Disastrous floods now cover nearly one-third of Pakistan, causing billions of dollars in damages to crops, houses, and other buildings, and severely impacting the lives of 33 million people, many of whom have been displaced from their homes.

The consequences have been especially horrific for children, who make up about half the affected population. More than 400 children have been killed in the floods, and many more injured. UNICEF reports that at least 3.4 million children need urgent humanitarian assistance and are at increased risk of waterborne diseases, drowning, and malnutrition. Most of the approximately16 million affected children are without homes, lack access to safe drinking water, and are living in unsanitary conditions.

The situation is exacerbated by the fact that the 72 worst-hit districts in Pakistan already had high levels of poverty and impaired growth and development among children.

The floods have also fully or partially destroyed more than 18,000 schools.

The hardest-hit province, Sindh, has had nearly 16,000 schools destroyed alone. Another 5,500 schools are being used to house families displaced by the floods. Thousands of kilometers of road and dozens of bridges have been destroyed, further hindering access to schools and hospitals. Pakistan was already facing an education emergency before the flooding began, with more than 22.8 million children between the ages of 5-16 out of school nationwide. Pakistan is among the countries most vulnerable to climate change. While research on the attribution of the floods to climate change is ongoing, Pakistan faces rates of warming considerably above the global average, making extreme climate events more frequent and intense.

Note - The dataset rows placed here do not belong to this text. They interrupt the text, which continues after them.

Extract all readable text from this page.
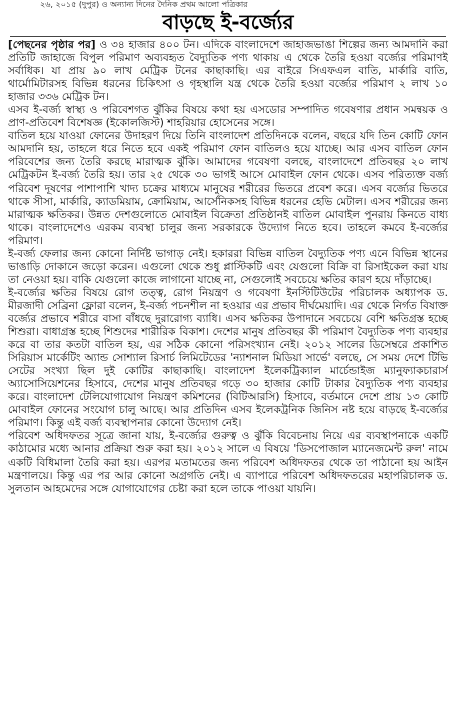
২৬, ২০১৫ (দুপুর) ও অন্যান্য দিনের দৈনিক প্রথম আলো পত্রিকার
বাড়ছে ই-বর্জ্যের

[পেছনের পৃষ্ঠার পর] ও ৩৪ হাজার ৪০০ টন। এদিকে বাংলাদেশে জাহাজভাঙা শিল্পের জন্য আমদানি করা প্রতিটি জাহাজে বিপুল পরিমাণ অব্যবহৃত বৈদ্যুতিক পণ্য থাকায় এ থেকে তৈরি হওয়া বর্জ্যের পরিমাণই সর্বাধিক। যা প্রায় ৯০ লাখ মেট্রিক টনের কাছাকাছি। এর বাইরে সিএফএল বাতি, মার্কারি বাতি, থার্মোমিটারসহ বিভিন্ন ধরনের চিকিৎসা ও গৃহস্থালি যন্ত্র থেকে তৈরি হওয়া বর্জ্যের পরিমাণ ২ লাখ ১০ হাজার ৩৩৬ মেট্রিক টন।

এসব ই-বর্জ্য স্বাস্থ্য ও পরিবেশগত ঝুঁকির বিষয়ে কথা হয় এসডোর সম্পাদিত গবেষণার প্রধান সমন্বয়ক ও প্রাণ-প্রতিবেশ বিশেষজ্ঞ (ইকোলজিস্ট) শাহরিয়ার হোসেনের সঙ্গে।

বাতিল হয়ে যাওয়া ফোনের উদাহরণ দিয়ে তিনি বাংলাদেশ প্রতিদিনকে বলেন, বছরে যদি তিন কোটি ফোন আমদানি হয়, তাহলে ধরে নিতে হবে একই পরিমাণ ফোন বাতিলও হয়ে যাচ্ছে। আর এসব বাতিল ফোন পরিবেশের জন্য তৈরি করছে মারাত্মক ঝুঁকি। আমাদের গবেষণা বলছে, বাংলাদেশে প্রতিবছর ২০ লাখ মেট্রিকটন ই-বর্জ্য তৈরি হয়। তার ২৫ থেকে ৩০ ভাগই আসে মোবাইল ফোন থেকে। এসব পরিত্যক্ত বর্জ্য পরিবেশ দূষণের পাশাপাশি খাদ্য চক্রের মাধ্যমে মানুষের শরীরের ভিতরে প্রবেশ করে। এসব বর্জ্যের ভিতরে থাকে সীসা, মার্কারি, ক্যাডমিয়াম, ক্রোমিয়াম, আর্সেনিকসহ বিভিন্ন ধরনের হেভি মেটাল। এসব শরীরের জন্য মারাত্মক ক্ষতিকর। উন্নত দেশগুলোতে মোবাইল বিক্রেতা প্রতিষ্ঠানই বাতিল মোবাইল পুনরায় কিনতে বাধ্য থাকে। বাংলাদেশেও এরকম ব্যবস্থা চালুর জন্য সরকারকে উদ্যোগ নিতে হবে। তাহলে কমবে ই-বর্জ্যের পরিমাণ।

ই-বর্জ্য ফেলার জন্য কোনো নির্দিষ্ট ভাগাড় নেই। হকাররা বিভিন্ন বাতিল বৈদ্যুতিক পণ্য এনে বিভিন্ন স্থানের ভাঙাড়ি দোকানে জড়ো করেন। এগুলো থেকে শুধু প্লাস্টিকটি এবং যেগুলো বিক্রি বা রিসাইকেল করা যায় তা নেওয়া হয়। বাকি যেগুলো কাজে লাগানো যাচ্ছে না, সেগুলোই সবচেয়ে ক্ষতির কারণ হয়ে দাঁড়াচ্ছে।

ই-বর্জ্যের ক্ষতির বিষয়ে রোগ তত্ত্ব, রোগ নিয়ন্ত্রণ ও গবেষণা ইনস্টিটিউটের পরিচালক অধ্যাপক ড. মীরজাদী সেব্রিনা ফ্লোরা বলেন, ই-বর্জ্য পচনশীল না হওয়ার এর প্রভাব দীর্ঘমেয়াদি। এর থেকে নির্গত বিষাক্ত বর্জ্যের প্রভাবে শরীরে বাসা বাঁধছে দুরারোগ্য ব্যাধি। এসব ক্ষতিকর উপাদানে সবচেয়ে বেশি ক্ষতিগ্রস্ত হচ্ছে শিশুরা। বাধাগ্রস্ত হচ্ছে শিশুদের শারীরিক বিকাশ। দেশের মানুষ প্রতিবছর কী পরিমাণ বৈদ্যুতিক পণ্য ব্যবহার করে বা তার কতটা বাতিল হয়, এর সঠিক কোনো পরিসংখ্যান নেই। ২০১২ সালের ডিসেম্বরে প্রকাশিত সিরিয়াস মার্কেটিং অ্যান্ড সোশ্যাল রিসার্চ লিমিটেডের 'ন্যাশনাল মিডিয়া সার্ভে' বলছে, সে সময় দেশে টিভি সেটের সংখ্যা ছিল দুই কোটির কাছাকাছি। বাংলাদেশ ইলেকট্রিক্যাল মার্চেন্ডাইজ ম্যানুফ্যাকচারার্স অ্যাসোসিয়েশনের হিসাবে, দেশের মানুষ প্রতিবছর গড়ে ৩০ হাজার কোটি টাকার বৈদ্যুতিক পণ্য ব্যবহার করে। বাংলাদেশ টেলিযোগাযোগ নিয়ন্ত্রণ কমিশনের (বিটিআরসি) হিসাবে, বর্তমানে দেশে প্রায় ১৩ কোটি মোবাইল ফোনের সংযোগ চালু আছে। আর প্রতিদিন এসব ইলেকট্রনিক জিনিস নষ্ট হয়ে বাড়ছে ই-বর্জ্যের পরিমাণ। কিন্তু এই বর্জ্য ব্যবস্থাপনার কোনো উদ্যোগ নেই।

পরিবেশ অধিদফতর সূত্রে জানা যায়, ই-বর্জ্যের গুরুত্ব ও ঝুঁকি বিবেচনায় নিয়ে এর ব্যবস্থাপনাকে একটি কাঠামোর মধ্যে আনার প্রক্রিয়া শুরু করা হয়। ২০১২ সালে এ বিষয়ে 'ডিসপোজাল ম্যানেজমেন্ট রুল' নামে একটি বিধিমালা তৈরি করা হয়। এরপর মতামতের জন্য পরিবেশ অধিদফতর থেকে তা পাঠানো হয় আইন মন্ত্রণালয়ে। কিন্তু এর পর আর কোনো অগ্রগতি নেই। এ ব্যাপারে পরিবেশ অধিদফতরের মহাপরিচালক ড. সুলতান আহমেদের সঙ্গে যোগাযোগের চেষ্টা করা হলে তাকে পাওয়া যায়নি।
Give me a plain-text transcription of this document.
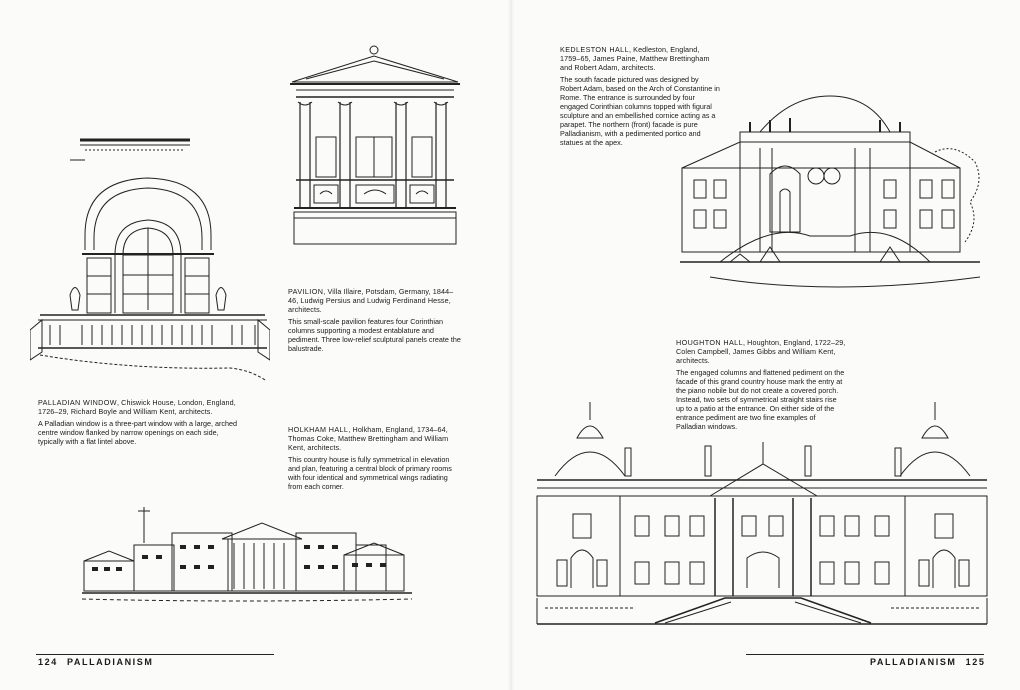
PALLADIAN WINDOW, Chiswick House, London, England, 1726–29, Richard Boyle and William Kent, architects.

A Palladian window is a three-part window with a large, arched centre window flanked by narrow openings on each side, typically with a flat lintel above.

PAVILION, Villa Illaire, Potsdam, Germany, 1844–46, Ludwig Persius and Ludwig Ferdinand Hesse, architects.

This small-scale pavilion features four Corinthian columns supporting a modest entablature and pediment. Three low-relief sculptural panels create the balustrade.

HOLKHAM HALL, Holkham, England, 1734–64, Thomas Coke, Matthew Brettingham and William Kent, architects.

This country house is fully symmetrical in elevation and plan, featuring a central block of primary rooms with four identical and symmetrical wings radiating from each corner.

124 PALLADIANISM

KEDLESTON HALL, Kedleston, England, 1759–65, James Paine, Matthew Brettingham and Robert Adam, architects.

The south facade pictured was designed by Robert Adam, based on the Arch of Constantine in Rome. The entrance is surrounded by four engaged Corinthian columns topped with figural sculpture and an embellished cornice acting as a parapet. The northern (front) facade is pure Palladianism, with a pedimented portico and statues at the apex.

HOUGHTON HALL, Houghton, England, 1722–29, Colen Campbell, James Gibbs and William Kent, architects.

The engaged columns and flattened pediment on the facade of this grand country house mark the entry at the piano nobile but do not create a covered porch. Instead, two sets of symmetrical straight stairs rise up to a patio at the entrance. On either side of the entrance pediment are two fine examples of Palladian windows.

PALLADIANISM 125
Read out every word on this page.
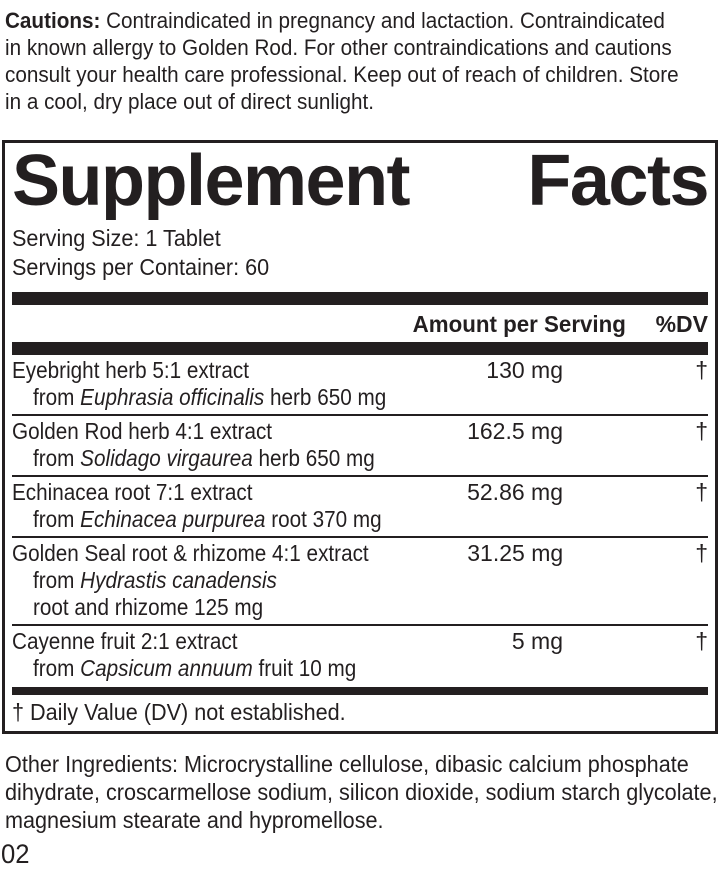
Cautions: Contraindicated in pregnancy and lactaction. Contraindicated
in known allergy to Golden Rod. For other contraindications and cautions
consult your health care professional. Keep out of reach of children. Store
in a cool, dry place out of direct sunlight.
Supplement Facts
Serving Size: 1 Tablet
Servings per Container: 60
Amount per Serving	%DV
Eyebright herb 5:1 extract	130 mg	†
from Euphrasia officinalis herb 650 mg
Golden Rod herb 4:1 extract	162.5 mg	†
from Solidago virgaurea herb 650 mg
Echinacea root 7:1 extract	52.86 mg	†
from Echinacea purpurea root 370 mg
Golden Seal root & rhizome 4:1 extract	31.25 mg	†
from Hydrastis canadensis
root and rhizome 125 mg
Cayenne fruit 2:1 extract	5 mg	†
from Capsicum annuum fruit 10 mg
† Daily Value (DV) not established.
Other Ingredients: Microcrystalline cellulose, dibasic calcium phosphate
dihydrate, croscarmellose sodium, silicon dioxide, sodium starch glycolate,
magnesium stearate and hypromellose.
02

These events are particularly threatening for marginalized and at-risk populations, including children. UNICEF’s Children’s Climate Risk Index classifies Pakistan as the country in Asia where children are most at risk.

The international community and Pakistani authorities should prioritize the well-being of children in rescue, relief, and rehabilitation processes related to weather crises.

The countries most historically responsible for climate change, including top emitters in Europe and North America, should also support Pakistan and other threatened countries in dealing with disasters exacerbated by climate change.